Kehilangan (loss) adalah suatu situasi actual maupun potensial yang dapat
dialami individu ketika berpisah dengan sesuatu yang sebelumnya ada, baik
sebagian atau keseluruhan, atau terjadi perubahan dalam hidup sehingga terjadi
perasaan kehilangan. Kehilangan merupakan pengalaman yang pernah dialami
oleh setiap individu selama rentang kehidupannya. Sejak lahir, individu sudah
mengalami kehilangan dan cenderung akan mengalaminya kembali walaupun
dalam bentuk yang berbeda. Setiap individu akan berekasi terhadap kehilangan.
Respons terakhir terhadap kehilangan sangat dipengaruhi oleh respons individu
terhadap kehilangan sebelumnya (Hidayat, 2016 : 243).
Kehilangan merupakan pengalaman yang pernah dialami oleh setiap
individu selama rentang kehidupannya. Sejak lahir, individu sudah mengalami
kehilangan dan cenderung akan mengalaminya kembali walaupun dalam bentuk
yang berbeda. Setiap individu akan bereaksi terhadap kehilangan. Respons
terakhir terhadap kehilangan sangat dipengaruhi oleh respon individu terhadap
kehilangan sebelumnya (Potter dan Perry, 1997: Mega maria,2018)
b. Berduka
Berduka (grieving) merupakan reaksi emosional terhadap kehilangan. Hal
ini diwujudkan dalam berbagai cara yang unik pada masing – masing orang dan
didasarkan pada pengalaman pribadi, ekspektasi budaya, dan keyakinan
spiritual yang dianutnya (Prabowo, 2016 : 244).

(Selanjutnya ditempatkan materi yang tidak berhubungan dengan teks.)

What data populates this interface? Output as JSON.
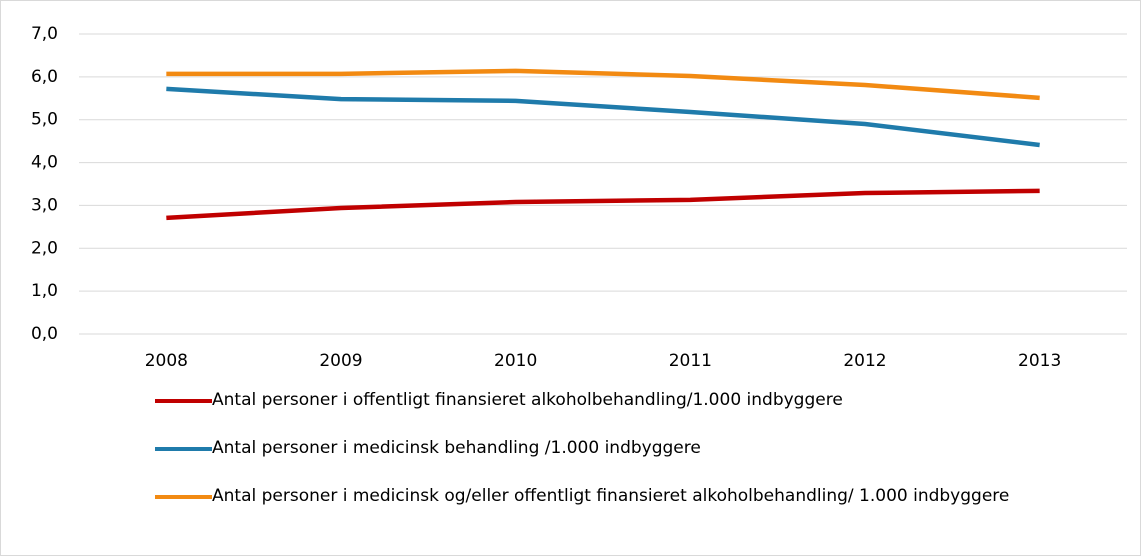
{
  "chart_data": {
    "type": "line",
    "categories": [
      "2008",
      "2009",
      "2010",
      "2011",
      "2012",
      "2013"
    ],
    "series": [
      {
        "name": "Antal personer i offentligt finansieret alkoholbehandling/1.000 indbyggere",
        "color": "#c00000",
        "values": [
          2.71,
          2.94,
          3.08,
          3.13,
          3.29,
          3.34
        ]
      },
      {
        "name": "Antal personer i medicinsk behandling /1.000 indbyggere",
        "color": "#1f7bab",
        "values": [
          5.72,
          5.48,
          5.44,
          5.18,
          4.9,
          4.41
        ]
      },
      {
        "name": "Antal personer i medicinsk og/eller offentligt finansieret alkoholbehandling/ 1.000 indbyggere",
        "color": "#f28a12",
        "values": [
          6.07,
          6.07,
          6.14,
          6.02,
          5.81,
          5.51
        ]
      }
    ],
    "ylim": [
      0,
      7
    ],
    "yticks": [
      {
        "value": 0,
        "label": "0,0"
      },
      {
        "value": 1,
        "label": "1,0"
      },
      {
        "value": 2,
        "label": "2,0"
      },
      {
        "value": 3,
        "label": "3,0"
      },
      {
        "value": 4,
        "label": "4,0"
      },
      {
        "value": 5,
        "label": "5,0"
      },
      {
        "value": 6,
        "label": "6,0"
      },
      {
        "value": 7,
        "label": "7,0"
      }
    ],
    "grid": true,
    "legend": "bottom"
  }
}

Berduka adalah respon emosi yang di ekspresikan terhadap kehilangan
yang di maniefestasikan adanya perasaan sedih cemas, sesak nafas, susah
tidur dan lain sebagainya, berduka merupaka respon normal pada semua
kejadian kehilangan. (Nugroho, 2014 : Mega maria,2018)
Dalam Hidayat (2012), grieving (berduka) adalah reaksi emosional dari
kehilangan dan terjadi bersamaan dengan kehilangan baik karena perpisahan,
perceraian maupun kematian. Sedangkan istilah bereavement adalah keadaan
berduka yang ditunjukan selama individu melewati rekasi atau masa berkabung
(mourning).
2. Etiologi
a. Faktor predisposisi
Faktor predisposisi yang mempengaruhi rentang respon kehilangan adalah :
1) Faktor Genetik
Individu yang dilahirkan dan dibesarkan didalam keluarga yang mempunyai
riwayat depresi akan sulit mengembangkan sikap optimis dalam menghadapi
suatu permasalahan termasuk dalam menghadapi perasaan kehilangan
(Hidayat, 2014 : 246 ).
2) Kesehatan Jasmani
Individu dengan keadaan fisik sehat, pola hidup yang teratur, cenderung
mempunyai kemampuan mengatasi stress yang lebih tinggi dibandingkan
dengan individu yang mengalami gangguan fisik (Prabowo, 2014 : 116).
3) Kesehatan mental
Individu yang mengalami gangguan jiwa terutama yang mempunyai riwayat
depresi yang ditandai dengan perasaan tidak berdaya pesimis, selalu
dibayangi oleh masa depan yang suram, biasanya sangat peka dalam
menghadapi situasi kehilangan (Hidayat, 2014 : 246).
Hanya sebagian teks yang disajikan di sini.